On the other hand you have chronic patients, who are under light surveillance by the nurses at night, who sometime call the doctor on call who knows absolutly nothing of the patient, and is sometime not even of the speciality. If things get rough, the patient becomes "acute" and is managed by the acute team. At night for those patients, handoffs WOULD have been nice, be they were none, not because the residents did not do their 12-15 hour day but because those patients are not supposed to have handoffs to the night team, and because no doctors are paid to stay at night in all chronic services.
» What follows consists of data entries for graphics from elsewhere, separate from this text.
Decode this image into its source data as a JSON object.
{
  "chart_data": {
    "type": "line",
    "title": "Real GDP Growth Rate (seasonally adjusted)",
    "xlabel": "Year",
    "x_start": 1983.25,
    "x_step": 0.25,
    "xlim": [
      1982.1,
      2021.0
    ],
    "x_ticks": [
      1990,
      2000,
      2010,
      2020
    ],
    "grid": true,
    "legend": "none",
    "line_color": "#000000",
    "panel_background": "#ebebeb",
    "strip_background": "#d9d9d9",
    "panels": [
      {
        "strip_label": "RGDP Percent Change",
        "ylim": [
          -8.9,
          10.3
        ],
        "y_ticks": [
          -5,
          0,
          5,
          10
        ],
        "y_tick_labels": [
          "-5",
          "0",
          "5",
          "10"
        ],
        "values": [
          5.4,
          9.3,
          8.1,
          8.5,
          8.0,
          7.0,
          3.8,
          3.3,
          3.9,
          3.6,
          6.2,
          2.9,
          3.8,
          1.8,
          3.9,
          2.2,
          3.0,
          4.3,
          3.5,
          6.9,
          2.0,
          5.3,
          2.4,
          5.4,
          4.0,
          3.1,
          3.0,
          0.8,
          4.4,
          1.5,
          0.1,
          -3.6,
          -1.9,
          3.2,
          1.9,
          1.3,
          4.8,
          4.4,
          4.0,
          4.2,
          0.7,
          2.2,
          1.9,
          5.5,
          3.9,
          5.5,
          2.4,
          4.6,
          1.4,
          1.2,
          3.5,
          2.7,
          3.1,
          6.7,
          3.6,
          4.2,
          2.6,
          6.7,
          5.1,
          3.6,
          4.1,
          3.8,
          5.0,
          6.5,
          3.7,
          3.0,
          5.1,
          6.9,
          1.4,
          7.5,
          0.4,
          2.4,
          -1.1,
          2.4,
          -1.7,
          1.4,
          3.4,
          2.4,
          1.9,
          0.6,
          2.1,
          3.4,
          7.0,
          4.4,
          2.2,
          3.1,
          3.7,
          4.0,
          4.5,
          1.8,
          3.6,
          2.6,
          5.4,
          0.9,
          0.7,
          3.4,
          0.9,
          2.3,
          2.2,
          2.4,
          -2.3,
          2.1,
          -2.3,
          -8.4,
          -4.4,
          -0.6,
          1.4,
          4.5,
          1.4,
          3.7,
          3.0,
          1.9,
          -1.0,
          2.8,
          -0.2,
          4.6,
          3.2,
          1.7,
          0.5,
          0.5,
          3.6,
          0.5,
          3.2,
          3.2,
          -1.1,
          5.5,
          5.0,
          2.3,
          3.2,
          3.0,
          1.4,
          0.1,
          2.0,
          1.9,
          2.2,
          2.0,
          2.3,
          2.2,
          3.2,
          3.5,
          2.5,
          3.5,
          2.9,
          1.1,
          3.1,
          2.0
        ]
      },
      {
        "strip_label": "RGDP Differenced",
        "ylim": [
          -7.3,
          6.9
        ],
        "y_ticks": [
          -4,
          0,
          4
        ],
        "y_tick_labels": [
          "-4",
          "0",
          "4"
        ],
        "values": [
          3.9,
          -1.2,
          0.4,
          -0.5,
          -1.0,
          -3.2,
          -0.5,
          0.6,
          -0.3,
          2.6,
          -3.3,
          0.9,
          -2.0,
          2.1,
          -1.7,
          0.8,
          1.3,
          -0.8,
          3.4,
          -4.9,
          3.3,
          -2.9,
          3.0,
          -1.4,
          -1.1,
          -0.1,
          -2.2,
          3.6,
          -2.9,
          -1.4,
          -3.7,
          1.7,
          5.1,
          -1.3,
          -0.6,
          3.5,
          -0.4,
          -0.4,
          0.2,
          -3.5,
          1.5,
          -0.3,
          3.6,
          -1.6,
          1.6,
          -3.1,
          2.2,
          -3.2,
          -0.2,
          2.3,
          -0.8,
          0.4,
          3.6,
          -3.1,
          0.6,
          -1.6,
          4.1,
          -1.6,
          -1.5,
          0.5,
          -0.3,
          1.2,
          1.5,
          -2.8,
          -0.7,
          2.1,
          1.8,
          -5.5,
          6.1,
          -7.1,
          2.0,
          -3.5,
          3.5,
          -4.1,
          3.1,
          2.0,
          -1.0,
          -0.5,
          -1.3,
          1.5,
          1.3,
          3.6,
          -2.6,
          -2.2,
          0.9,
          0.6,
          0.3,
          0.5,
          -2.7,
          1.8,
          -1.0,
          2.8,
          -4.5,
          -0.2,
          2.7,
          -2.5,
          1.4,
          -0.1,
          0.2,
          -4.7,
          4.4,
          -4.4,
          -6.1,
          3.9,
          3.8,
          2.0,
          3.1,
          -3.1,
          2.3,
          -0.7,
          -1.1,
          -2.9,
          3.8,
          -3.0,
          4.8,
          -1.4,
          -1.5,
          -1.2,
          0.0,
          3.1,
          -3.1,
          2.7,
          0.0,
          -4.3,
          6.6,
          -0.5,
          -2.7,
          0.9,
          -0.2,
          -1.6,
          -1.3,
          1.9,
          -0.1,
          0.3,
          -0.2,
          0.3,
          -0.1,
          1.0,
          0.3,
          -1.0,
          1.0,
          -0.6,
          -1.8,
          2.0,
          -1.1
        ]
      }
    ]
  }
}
> Regarding your other point: > In every country except maybe Switzerland, residency programs last 3-5 years, whatever the number of hours worked per week,
That makes no sense. If that were the case, residents would choose to work an hour a week and easily graduate in 3-5 years. But that would make for a poor doctor, as they need a certain # hours of training.
So they do finish in 3-5 years, and make for as good doctors as US doctors, although they work more reasonable hours which is around 60 hours a week. Although I believe that is still too much to insure quality of care.
You're correct that handoffs are a common point-of-failure, and also that residency programs are already near the tipping point of financial non-viability for the non-wealthy.
However, to your last point:
> (btw, w/r/t/ shortages, it is probably due to the doctors themselves -- specialty boards such as the Board of Radiology essentially throttle the number of available training positions (residencies) per year creating artificial scarcity and keeping up their own pay.)
The actual bottleneck on residency positions is not artificially imposed by any external group - the bottleneck is the funding for residency positions themselves. Residency programs run at a loss, which is why Medicare has had to step in to fund GME. There are a very small number of non-Medicare funded residency slots, but they're also funded through external means.
And then on the financial incentives side of things, at this point practice insurance might be so robust that it might not be so risky any more to end up committing a medical error while working those extra 3 to 4 hours per day might mean you're making enough money to retire in your early 40s.